The reboot of the ‘Razz’ series, fourth in line to haunt us, is about a ‘Strigoi’ played by Emraan Hashmi. In the bedeviled nation of Romania, this is an evil individual who comes back from his grave to visit the people he has had some issues with while he was alive. The vampire tradition has certainly been good revenue for tourism in this East European country. Aficionados and makers of horror movies have had a grand time here, and the makers of this film have brought to us a collection of endless footage of winter and darkness and forbidding architecture. They have presented this to us, virtually unedited.
The movie is about a jet setting couple from Mumbai who are here for business. Rehaan (Gaurav Arora) is a venture capitalist in the ‘post Lehman Brothers era’, as he puts it, who sets up companies and then inflates their value. His wife, Shaina (Kriti Kharbanda), is a former model, who once had a torrid affair with Aditya (Emraan Hashmi) in Mumbai before she decided to split with him. But even though she is now married to Rehaan and settled abroad, Aditya has apparently been stalking her, and we gather that she has got a court order for him to stay away from her.
Still, she has a thing for him, and when she finds her home being haunted by a spirit who then possesses her, she fortuitously bumps into him and they do the infamous kissing thing for which actor Emraan Hashmi has long been celebrated. It is not revealed as to what else he is doing in Romania, and nor does she ask, but Aditya poses as her saviour, and says he has come to rescue her, both from her husband and the ’Strigoi’.
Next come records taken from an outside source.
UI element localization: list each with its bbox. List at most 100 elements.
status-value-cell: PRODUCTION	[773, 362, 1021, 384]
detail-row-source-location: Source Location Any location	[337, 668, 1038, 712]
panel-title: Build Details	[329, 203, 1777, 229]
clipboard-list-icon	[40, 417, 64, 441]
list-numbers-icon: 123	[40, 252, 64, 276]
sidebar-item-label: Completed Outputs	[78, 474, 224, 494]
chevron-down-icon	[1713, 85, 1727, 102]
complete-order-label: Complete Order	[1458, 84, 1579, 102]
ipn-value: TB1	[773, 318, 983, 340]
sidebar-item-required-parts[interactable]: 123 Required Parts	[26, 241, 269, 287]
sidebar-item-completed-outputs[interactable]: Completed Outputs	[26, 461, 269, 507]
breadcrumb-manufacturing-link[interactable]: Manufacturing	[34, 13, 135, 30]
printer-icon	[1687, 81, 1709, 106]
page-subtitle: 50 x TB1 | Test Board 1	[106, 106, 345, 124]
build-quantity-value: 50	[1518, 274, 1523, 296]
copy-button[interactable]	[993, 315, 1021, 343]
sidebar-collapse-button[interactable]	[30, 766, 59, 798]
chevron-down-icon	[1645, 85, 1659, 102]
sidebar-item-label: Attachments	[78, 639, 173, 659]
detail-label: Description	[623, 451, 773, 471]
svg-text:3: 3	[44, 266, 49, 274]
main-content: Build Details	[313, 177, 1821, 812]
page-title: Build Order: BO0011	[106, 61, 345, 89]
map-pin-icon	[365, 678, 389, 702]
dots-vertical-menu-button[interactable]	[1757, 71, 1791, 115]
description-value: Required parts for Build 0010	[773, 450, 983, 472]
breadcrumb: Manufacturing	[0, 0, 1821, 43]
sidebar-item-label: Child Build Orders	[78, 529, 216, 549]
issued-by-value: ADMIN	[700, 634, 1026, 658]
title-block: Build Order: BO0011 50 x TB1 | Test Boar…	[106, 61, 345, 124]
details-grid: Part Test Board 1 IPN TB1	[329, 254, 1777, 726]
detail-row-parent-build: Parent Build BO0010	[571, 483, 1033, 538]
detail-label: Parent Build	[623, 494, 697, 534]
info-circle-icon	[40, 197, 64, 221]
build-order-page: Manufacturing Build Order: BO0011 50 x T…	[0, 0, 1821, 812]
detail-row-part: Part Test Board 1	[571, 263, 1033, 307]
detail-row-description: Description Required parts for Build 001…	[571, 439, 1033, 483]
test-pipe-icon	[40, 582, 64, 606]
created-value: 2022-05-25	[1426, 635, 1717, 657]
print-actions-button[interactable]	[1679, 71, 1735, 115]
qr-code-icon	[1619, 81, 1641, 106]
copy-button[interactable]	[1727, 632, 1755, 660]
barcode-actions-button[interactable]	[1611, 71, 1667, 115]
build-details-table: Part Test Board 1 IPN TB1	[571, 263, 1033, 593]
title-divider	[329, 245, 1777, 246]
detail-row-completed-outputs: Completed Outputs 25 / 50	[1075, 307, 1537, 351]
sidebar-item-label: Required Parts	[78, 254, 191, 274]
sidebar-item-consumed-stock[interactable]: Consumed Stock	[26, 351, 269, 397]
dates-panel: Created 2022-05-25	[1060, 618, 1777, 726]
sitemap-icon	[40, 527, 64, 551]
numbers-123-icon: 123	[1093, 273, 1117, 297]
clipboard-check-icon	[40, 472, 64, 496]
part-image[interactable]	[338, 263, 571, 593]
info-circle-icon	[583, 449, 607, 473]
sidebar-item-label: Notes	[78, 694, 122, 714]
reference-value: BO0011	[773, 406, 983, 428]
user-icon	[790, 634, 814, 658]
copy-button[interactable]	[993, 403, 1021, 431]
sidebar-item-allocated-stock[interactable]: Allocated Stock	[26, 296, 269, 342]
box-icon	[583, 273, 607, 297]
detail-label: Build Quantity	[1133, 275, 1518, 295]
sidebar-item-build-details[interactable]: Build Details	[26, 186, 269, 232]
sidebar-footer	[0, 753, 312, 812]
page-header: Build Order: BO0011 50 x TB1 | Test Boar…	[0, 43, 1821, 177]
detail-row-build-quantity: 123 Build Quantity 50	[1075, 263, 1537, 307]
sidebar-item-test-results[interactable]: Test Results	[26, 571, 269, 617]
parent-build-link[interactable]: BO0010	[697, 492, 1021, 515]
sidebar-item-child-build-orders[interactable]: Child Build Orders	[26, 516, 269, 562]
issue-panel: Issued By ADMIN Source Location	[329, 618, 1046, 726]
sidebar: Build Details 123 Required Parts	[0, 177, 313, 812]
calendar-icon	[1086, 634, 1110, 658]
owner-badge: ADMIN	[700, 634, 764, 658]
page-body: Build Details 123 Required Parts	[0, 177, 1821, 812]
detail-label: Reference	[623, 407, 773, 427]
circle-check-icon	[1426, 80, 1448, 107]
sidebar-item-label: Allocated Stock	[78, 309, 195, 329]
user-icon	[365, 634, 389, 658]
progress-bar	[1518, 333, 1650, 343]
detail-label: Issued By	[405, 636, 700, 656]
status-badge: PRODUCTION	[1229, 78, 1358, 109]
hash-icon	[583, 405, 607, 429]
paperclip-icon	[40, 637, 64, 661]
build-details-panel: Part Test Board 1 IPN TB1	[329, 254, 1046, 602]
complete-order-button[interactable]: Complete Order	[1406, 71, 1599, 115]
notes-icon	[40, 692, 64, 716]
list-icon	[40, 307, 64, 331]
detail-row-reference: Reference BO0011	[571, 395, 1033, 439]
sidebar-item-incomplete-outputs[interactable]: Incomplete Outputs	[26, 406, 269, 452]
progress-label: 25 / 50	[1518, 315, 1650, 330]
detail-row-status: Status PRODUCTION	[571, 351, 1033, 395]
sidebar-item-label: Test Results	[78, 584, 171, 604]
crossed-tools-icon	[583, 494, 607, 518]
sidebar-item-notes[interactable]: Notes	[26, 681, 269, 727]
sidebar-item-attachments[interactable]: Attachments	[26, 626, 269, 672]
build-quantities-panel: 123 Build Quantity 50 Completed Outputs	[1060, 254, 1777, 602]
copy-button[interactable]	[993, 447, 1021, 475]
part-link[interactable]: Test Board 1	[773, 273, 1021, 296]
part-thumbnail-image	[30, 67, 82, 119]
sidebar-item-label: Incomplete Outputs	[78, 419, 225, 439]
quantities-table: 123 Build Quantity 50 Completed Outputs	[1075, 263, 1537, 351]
The film is replete with cliches, and for a horror film this is disastrous. No ghost can scare you if you are contemptuous of its modus operandi. Shaina starts levitating and mouthing expletives as in The Exorcist. Furniture moves around. Exorcists from two different cultures turn up and a combination of Christian and Hindu chanting begins. However, though the film fails to scare, there is a moment of some amusement as the Romanian Church is called in to assist. When the designated priest waves the Bible around and recites the ‘Lord’s Prayer’, the spirit suddenly taunts him about the choir boy he once molested. Shocked at this revelation, ‘His Holiness’ beats a hasty retreat.
‘Razz Reboot’ is a lazily made film, with wooden acting, and a script so shallow, it could well have been entirely conceived and written on the flight to Romania. In short, this is an unprofessional production, a horror film executed in such a second rate manner that it ends up eliciting raucous laughter from a audience that has come prepared to be scared out of its wits.